[SciPy-user] Docstring standards for NumPy and SciPy
Perry Greenfield
perry at stsci.edu
Fri Jan 12 15:28:25 EST 2007
On Jan 12, 2007, at 3:09 PM, Robert Kern wrote:
> Perry Greenfield wrote:
>
>> 3) I like the idea of some loose indication of the type. But here
>> also it would be nice for some terse (for common cases) notation
>> *and* some precision on terminology. For example, in Fernando's
>> example, does number mean complex number? I'd tend to think that in
>> most common cases, a numerical type includes all those lower types.
>> If I require some sort of float, an int will suffice unless
>> explicitly listed as not. So perhaps the use of b, i, f, c for
>> boolean, int, float, or complex interpretation of the parameter with
>> the default interpretation including any lower type.
>
> I'd rather use the full words.
>
That's fine, but there should still be conventions about what words mean
(e.g., number)
>
> I would suggest that there are no "positional arguments with
> defaults." They are
> all keyword arguments. pylab-style argument lists should be
> forbidden in numpy
> and scipy. :-)
>
If you mean that if an argument has a default, it should be treated
as a keywords and advertised as such, that's fine (or are you arguing
that it would be impermissible to define functions with positional
arguments with defaults? If so, that would run contrary to lots of
current usage). Is it an issue of how these are documented or
implemented? (If a positional argument has a default, you can't keep
people from using it in a positional way rather than with keyword-
style usage.)
> So I'd go with Arguments: for everything you have to specify and
> Additional
> Arguments: for everything that you don't.
>
Fine with me.
>> 5) along this line, it would be nice to have a standard notation for
>> default values for arguments.
>
> Actually, I'd suggest leaving them out of the docstring entirely. The
> introspection tells you what the default is.
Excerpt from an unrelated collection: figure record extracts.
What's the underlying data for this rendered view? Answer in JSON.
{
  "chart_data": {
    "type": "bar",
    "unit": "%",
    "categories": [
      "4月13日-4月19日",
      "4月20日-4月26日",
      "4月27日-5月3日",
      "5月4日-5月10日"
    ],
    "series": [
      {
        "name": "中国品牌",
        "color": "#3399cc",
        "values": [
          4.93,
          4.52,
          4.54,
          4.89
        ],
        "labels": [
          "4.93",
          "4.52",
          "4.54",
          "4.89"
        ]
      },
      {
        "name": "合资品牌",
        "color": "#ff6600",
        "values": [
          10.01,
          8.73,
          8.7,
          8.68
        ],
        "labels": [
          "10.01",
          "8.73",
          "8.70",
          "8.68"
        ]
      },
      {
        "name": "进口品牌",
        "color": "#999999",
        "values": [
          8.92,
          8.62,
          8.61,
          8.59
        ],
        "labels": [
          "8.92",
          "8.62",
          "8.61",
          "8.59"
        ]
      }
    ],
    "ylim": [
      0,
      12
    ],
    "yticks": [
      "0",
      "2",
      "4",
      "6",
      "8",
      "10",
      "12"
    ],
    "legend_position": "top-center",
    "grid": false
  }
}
If there is some
> special processing
> of that default value ("if arg is None: arg = something_else()"),
> it should be
> explained in prose (mostly because the general case needs
> explanation in prose
> and can't be reduced to "default=something").
True enough (and I wondered about that right after posting since
having to specify something that is already in the source code is
bound to cause error when the docstring isn't updated appropriately).
Still, when showing the formatted docstring, it may be helpful to
show the default as derived from introspection through use of some
software formatting mechanism (this matches a function argument, does
it have a default? If yes, show it). Certainly there are lots of
cases where explanatory text is needed (the default of None usually
doesn't say much by itself since the software will usually interpret
that as meaning something in particular. No software formatting
system is going to be able to figure that out). But for things that
aren't None (or odd cases) it can be useful to show.